Sue Hendricks, Museum Director, echoed Hollenbeck’s sentiments about the outcome of the pipe break. “I think we were lucky we didn’t have any more damage than we did,” said Hendricks. “We’re lucky to have community volunteers and places where we could store artifacts until the building was dried out and repaired. Lots of volunteers have donated many hours to help restore the facility to its previous condition. It’s good to be in a community that regards the museum as important.”
On opening day last Wednesday, EAHS President Lyle Rudloff was on site, talking about displays with a museum visitor. He shared some of the history of the fossil specimens and archaeological exhibits, giving background on how some of the exhibited items were acquired. When talking about this year and opening up, Rudloff was cautiously optimistic. “We’re coming along pretty good, but we’re going to have to figure it out as we go,” he said.
On Tuesday of last week, the museum received the last load of boxes and containers of specimens and exhibits, which had been taken out of the building to prevent water damage and mold from detracting from their quality. Some items that were missing in action suddenly turned up, which is how things unfold when you have to scramble to find places to temporarily store irreplaceable exhibits so that they can be preserved for future generations. Not everything has the durability of the old link-and-pin car coupler that Rudloff pointed to as the most recent addition to the museum’s collection. Rudloff shared that many injuries and deaths resulted from this primitive method for linking rail cars prior to its replacement by the Gould coupler in the 1890s.

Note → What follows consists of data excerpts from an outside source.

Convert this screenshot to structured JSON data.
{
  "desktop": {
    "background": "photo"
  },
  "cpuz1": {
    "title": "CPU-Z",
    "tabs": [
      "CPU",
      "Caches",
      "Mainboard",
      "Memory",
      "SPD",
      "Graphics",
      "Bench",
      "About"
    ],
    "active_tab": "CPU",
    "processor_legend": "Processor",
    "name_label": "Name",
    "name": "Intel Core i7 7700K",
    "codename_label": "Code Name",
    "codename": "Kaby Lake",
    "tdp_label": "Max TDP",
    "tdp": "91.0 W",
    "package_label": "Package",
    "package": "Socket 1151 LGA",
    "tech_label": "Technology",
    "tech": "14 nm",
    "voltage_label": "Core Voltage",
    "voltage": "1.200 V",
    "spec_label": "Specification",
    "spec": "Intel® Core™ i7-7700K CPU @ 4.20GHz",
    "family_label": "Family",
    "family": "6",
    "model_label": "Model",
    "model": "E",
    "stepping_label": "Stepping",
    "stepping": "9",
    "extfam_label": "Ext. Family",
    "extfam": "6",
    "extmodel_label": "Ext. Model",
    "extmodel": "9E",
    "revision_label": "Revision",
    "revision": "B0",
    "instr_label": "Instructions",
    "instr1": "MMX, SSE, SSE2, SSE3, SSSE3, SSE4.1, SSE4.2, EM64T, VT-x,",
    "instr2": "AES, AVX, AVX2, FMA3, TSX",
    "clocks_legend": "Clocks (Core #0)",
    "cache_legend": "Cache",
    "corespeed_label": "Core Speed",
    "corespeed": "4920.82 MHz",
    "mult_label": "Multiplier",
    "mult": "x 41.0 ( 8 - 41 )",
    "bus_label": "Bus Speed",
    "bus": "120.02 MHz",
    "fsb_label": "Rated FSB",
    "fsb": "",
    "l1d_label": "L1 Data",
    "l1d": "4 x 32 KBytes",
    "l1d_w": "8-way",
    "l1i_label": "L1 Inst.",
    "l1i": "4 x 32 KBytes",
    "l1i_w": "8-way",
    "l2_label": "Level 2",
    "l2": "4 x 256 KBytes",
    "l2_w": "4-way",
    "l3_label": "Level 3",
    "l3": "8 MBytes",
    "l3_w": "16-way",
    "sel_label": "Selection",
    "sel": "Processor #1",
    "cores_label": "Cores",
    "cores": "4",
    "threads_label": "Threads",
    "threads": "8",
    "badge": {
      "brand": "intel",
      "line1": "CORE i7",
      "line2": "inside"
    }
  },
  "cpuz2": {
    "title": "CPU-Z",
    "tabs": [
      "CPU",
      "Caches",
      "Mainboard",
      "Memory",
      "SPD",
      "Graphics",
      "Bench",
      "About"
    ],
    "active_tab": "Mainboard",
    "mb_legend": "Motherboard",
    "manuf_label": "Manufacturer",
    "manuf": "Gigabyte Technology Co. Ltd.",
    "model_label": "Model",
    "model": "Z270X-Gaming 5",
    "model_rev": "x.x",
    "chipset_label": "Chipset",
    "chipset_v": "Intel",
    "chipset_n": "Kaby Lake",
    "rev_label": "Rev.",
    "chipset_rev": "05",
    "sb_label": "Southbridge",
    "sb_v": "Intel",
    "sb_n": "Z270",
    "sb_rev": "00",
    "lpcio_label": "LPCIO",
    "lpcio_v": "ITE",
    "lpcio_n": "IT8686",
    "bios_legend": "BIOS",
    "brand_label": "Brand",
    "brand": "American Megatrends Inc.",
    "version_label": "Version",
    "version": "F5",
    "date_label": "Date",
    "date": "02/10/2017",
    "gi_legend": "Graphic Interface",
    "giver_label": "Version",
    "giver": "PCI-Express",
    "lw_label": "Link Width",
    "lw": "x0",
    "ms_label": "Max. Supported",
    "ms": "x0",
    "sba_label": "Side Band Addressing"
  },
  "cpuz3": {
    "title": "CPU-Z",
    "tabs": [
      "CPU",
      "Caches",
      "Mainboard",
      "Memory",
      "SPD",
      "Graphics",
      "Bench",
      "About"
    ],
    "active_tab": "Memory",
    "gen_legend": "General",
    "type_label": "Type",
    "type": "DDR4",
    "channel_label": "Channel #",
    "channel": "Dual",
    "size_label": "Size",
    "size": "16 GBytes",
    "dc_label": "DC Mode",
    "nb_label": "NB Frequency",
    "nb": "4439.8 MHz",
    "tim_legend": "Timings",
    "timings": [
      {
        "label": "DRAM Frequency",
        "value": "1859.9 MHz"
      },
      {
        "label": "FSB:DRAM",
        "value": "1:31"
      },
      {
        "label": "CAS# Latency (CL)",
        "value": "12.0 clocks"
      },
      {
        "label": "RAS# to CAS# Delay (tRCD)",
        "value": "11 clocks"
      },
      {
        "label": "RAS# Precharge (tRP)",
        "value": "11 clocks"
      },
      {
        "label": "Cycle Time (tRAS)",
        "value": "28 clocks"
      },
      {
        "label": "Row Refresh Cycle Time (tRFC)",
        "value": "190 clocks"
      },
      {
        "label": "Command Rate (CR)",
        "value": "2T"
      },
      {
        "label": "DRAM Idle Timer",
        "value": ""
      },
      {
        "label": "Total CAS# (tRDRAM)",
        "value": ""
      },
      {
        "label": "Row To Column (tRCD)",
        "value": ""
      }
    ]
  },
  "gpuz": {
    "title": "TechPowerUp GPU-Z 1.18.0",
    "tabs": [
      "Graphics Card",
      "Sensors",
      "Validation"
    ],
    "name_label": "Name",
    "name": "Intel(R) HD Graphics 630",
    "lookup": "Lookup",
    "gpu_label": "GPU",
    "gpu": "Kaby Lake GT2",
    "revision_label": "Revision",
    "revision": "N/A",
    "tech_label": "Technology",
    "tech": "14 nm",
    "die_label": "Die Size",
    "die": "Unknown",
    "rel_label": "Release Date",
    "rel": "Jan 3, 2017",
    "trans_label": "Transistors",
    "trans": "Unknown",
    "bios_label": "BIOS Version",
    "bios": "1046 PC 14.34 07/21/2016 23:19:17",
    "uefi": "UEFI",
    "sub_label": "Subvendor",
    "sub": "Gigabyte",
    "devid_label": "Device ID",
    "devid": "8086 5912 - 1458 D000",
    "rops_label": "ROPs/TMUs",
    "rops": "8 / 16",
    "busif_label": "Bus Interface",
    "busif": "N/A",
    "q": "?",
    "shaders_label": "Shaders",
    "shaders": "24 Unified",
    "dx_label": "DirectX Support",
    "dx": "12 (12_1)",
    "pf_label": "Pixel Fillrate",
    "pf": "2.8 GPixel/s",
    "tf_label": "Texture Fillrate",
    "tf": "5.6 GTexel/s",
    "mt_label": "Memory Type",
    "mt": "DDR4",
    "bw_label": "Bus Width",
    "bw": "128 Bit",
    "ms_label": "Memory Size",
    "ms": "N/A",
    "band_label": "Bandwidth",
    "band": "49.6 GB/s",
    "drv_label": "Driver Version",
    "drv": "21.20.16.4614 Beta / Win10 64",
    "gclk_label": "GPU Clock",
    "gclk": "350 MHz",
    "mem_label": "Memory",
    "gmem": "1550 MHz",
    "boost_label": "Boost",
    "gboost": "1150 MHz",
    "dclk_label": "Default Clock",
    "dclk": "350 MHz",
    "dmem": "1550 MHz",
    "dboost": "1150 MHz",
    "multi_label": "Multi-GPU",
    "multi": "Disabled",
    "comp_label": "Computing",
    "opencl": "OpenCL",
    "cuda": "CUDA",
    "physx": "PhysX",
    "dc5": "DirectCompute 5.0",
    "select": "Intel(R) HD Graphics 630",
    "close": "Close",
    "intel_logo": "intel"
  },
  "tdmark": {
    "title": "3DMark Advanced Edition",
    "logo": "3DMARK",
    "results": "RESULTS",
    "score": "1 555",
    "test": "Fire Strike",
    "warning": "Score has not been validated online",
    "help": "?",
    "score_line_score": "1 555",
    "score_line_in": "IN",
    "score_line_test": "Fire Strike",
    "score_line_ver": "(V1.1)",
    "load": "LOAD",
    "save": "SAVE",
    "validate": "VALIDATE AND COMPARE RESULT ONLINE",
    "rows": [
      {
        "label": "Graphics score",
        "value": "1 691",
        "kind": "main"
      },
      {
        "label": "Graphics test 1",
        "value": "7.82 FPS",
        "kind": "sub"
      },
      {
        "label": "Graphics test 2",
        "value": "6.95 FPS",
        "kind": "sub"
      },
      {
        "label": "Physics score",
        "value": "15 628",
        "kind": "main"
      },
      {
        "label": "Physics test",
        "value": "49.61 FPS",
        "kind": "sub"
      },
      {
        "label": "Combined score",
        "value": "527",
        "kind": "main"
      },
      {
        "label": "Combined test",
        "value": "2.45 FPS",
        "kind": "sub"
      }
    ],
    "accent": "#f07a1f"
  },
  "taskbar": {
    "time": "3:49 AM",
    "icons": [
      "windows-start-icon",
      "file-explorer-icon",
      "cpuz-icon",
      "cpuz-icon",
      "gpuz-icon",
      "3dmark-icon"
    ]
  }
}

The pipe break unfortunately isn’t the only intrusion of water that museum operators have had to deal with. A leaky roof reared its ugly head, but thanks to the dependable work of roofer Gary Kester, that issue is being presently addressed. Kester and his crew are installing new flashing to stop leaks in walls on the roof top and he hopes to have the work completed in the not-too-distant future.
There’s some newness going on, some of it having to do with the leak and the rest being upgrades to new units. The middle bay, which was formerly part of the town fire hall has new carpet installed, replacing that which was ruined from the intruding water. Later in the summer, the facility will receive a new furnace and air conditioning unit as well.